I had been going to the law department chairman and the proctor for one and a half years seeking their intervention regarding her being bullied, but to no avail. Had they taken action then, my daughter would have been alive today.
Tahmina Begum, mother of Jagannath University student Fairuz Sadaf Abantika who committed suicide

In Bangladesh, the rate of punishment in criminal cases is low. It is even lower when it comes to the matter of violence against women. In a review of cases under the Dhaka district Women and Children Repression Prevention Tribunal from 2002 to 2016, Prothom Alo in 2018 reported that and punishments were accorded in only 3 per cent of the cases.

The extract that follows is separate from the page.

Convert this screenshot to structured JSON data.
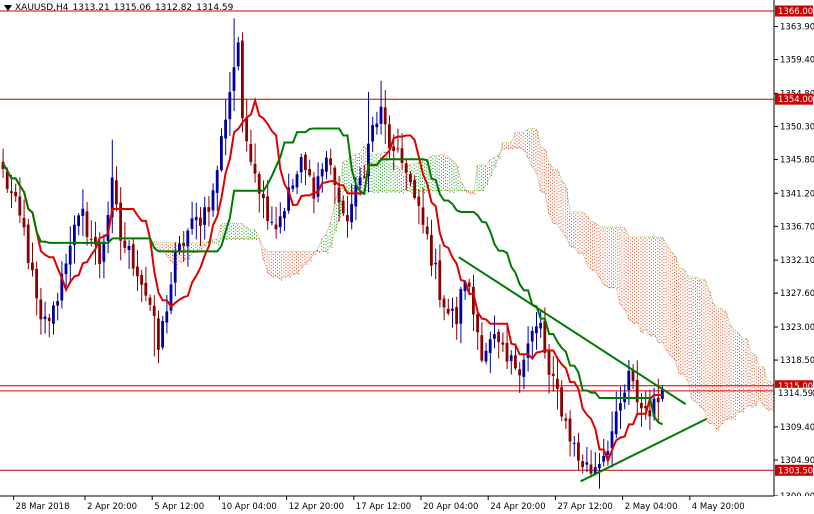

Supreme Court lawyer Shahdeen Malik feels that in order to prevent violence against women, it is necessary to bring about radical changes to the trial process in order to reduce the case jam. He recommends that the public prosecutor be appointed from the cadre service in phases, rather than on political consideration.

Shahdeen Malik said that sometimes the punishment for certain offences are is made more stringent, thinking that harsh punishment will be a deterrent for crime. But instead, judges tend to be more lenient in pronouncing the accused to be guilty. The judges do not want to pass any harsh sentence if there is the slightest doubt in his mind. This must be kept in mind when ensuring speedy trials too.

'Had action been taken, my daughter would be alive'

From her own experience, Jagannath University student Fairuz Sadaf Abantika's mother Tahmina Begum realises that if preemptive measures can be taken before the repression actually takes place, one can be saved from disaster. Abantika committed suicide on 15 February after being bullied for long by her fellow student. Abantika's mother was crying relentlessly while speaking over mobile phone on 30 March. She said, "I had been going to the law department chairman and the proctor for one and a half years seeking their intervention regarding her being bullied, but to no avail. Had they taken action then, my daughter would have been alive today."